= Gustavo R. Paz-Pujalt =

Peruvian American scientist and inventor (born 1954)

Gustavo R. Paz-Pujalt (born 1954) is a Peruvian American scientist and inventor. He holds 45 US patents and 59 international patents mainly in the areas of remote sensing, thin films, sensors, and upconversion materials.

==Education==
Paz-Pujalt was born August 9, 1954, in Arequipa, Peru. He is of Galician and Welsh descent on his father's side and Catalan and Basque on his mother's. He graduated from San Andrés (Colegio), an Anglo Peruvian college preparatory school in Lima, Peru. He graduated with honors and received the Miller Prize for accomplishments in English. Paz-Pujalt did his undergraduate work at the University of Wisconsin-Eau Claire and completed his Ph.D. in physical chemistry at the University of Wisconsin–Milwaukee. His doctoral adviser was George Keulks. He was also mentored by the distinguished professor W. Keith Hall. During this time he studied surface science under Gert Ertl, winner of the Nobel Prize in Chemistry.
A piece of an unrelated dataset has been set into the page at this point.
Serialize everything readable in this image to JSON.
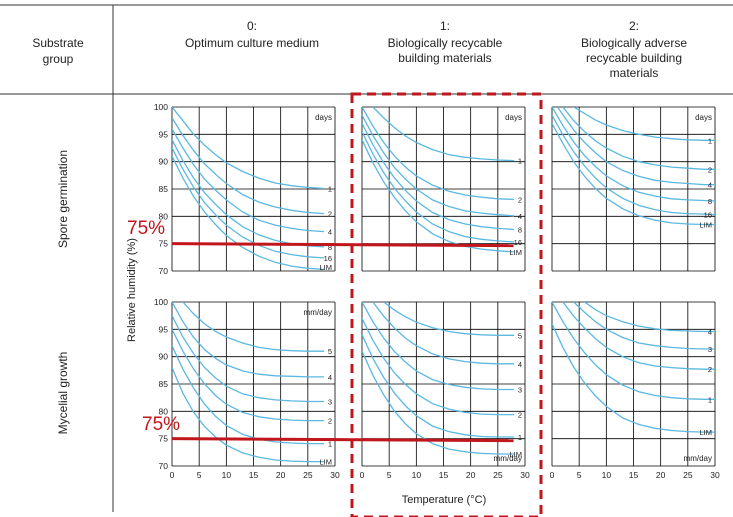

Additionally, Paz-Pujalt has received numerous executive level diplomas from MIT and Wharton.

==Positions==
He was the Eastman Kodak Company's Senior Research Associate from 1986 to 2004, the Director of Technology for IPValue at Xerox from 2004 to 2007, and is currently the CEO of Idealurgy, a knowledge company, which currently serves the needs of Fortune 500 corporations, International Industry Consortia, and major international research universities. Paz-Pujalt's patents are seminal to the formation of Frintz.com, an industry changing advertising medium. Other parts of his portfolio have been sold or licensed to Intellectual Ventures, IT&T Manufacturing, Excelis, Harris Corporation, Amazon, Meta, Microsoft, and TikTok.